Total students ($n(S)$): 60.

Let $N$ be the set of students who opted for NCC, and $S$ be the set of students who opted for NSS.

$n(N)=30, n(S)=32, n(N \cap S)=24$.

We use probabilities: $P(N) = 30/60 = 0.5$, $P(S) = 32/60 = 8/15$, $P(N \cap S) = 24/60 = 2/5 = 0.4$.

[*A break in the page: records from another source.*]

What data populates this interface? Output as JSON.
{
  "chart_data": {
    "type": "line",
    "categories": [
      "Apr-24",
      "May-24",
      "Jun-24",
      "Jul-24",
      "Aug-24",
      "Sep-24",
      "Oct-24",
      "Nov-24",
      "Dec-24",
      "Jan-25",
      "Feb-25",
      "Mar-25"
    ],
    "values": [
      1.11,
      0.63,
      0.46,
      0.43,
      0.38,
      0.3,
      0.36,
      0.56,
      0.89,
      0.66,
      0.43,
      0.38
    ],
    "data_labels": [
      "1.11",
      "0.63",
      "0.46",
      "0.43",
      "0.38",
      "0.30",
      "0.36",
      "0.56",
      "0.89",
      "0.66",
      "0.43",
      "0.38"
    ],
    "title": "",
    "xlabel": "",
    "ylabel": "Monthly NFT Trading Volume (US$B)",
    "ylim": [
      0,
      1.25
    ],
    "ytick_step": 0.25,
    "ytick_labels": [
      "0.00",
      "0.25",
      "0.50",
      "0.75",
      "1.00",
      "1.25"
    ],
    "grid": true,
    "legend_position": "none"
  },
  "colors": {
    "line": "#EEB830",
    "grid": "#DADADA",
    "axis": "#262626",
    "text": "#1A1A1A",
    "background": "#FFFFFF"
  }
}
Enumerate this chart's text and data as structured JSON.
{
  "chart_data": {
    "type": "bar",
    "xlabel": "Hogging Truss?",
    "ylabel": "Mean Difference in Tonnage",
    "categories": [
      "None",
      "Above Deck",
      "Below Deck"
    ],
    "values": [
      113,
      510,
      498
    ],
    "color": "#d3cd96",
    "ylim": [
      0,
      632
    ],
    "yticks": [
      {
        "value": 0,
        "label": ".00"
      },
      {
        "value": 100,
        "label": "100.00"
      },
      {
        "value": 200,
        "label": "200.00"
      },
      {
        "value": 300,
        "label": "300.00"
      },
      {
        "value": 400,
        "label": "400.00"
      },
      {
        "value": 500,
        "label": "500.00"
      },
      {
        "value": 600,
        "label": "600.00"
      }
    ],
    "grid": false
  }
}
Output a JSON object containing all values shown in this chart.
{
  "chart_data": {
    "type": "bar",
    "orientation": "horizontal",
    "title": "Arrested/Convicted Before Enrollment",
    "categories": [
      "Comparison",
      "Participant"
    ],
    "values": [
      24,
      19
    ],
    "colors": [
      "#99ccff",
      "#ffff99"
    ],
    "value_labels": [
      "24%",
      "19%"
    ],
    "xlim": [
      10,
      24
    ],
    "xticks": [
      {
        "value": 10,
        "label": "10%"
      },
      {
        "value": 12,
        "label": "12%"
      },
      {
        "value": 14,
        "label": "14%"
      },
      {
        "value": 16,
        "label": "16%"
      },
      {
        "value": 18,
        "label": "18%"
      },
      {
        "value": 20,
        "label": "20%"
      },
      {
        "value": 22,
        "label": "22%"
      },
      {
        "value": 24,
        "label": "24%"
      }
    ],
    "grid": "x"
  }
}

• (i) The student opted for NCC or NSS ($P(N \cup S)$):$$P(N \cup S) = P(N) + P(S) – P(N \cap S)$$$$P(N \cup S) = \frac{30}{60} + \frac{32}{60} – \frac{24}{60} = \frac{30 + 32 – 24}{60} = \frac{38}{60} = \mathbf{\frac{19}{30}}$$
• (ii) The student has opted neither NCC nor NSS ($P((N \cup S)’)$):$$P((N \cup S)’) = 1 – P(N \cup S) = 1 – \frac{38}{60} = \frac{22}{60} = \mathbf{\frac{11}{30}}$$
• (iii) The student has opted NSS but not NCC ($P(S \cap N’)$):$$P(S \cap N’) = P(S) – P(N \cap S)$$$$P(S \cap N’) = \frac{32}{60} – \frac{24}{60} = \frac{8}{60} = \mathbf{\frac{2}{15}}$$(This is the probability of choosing a student in NSS only).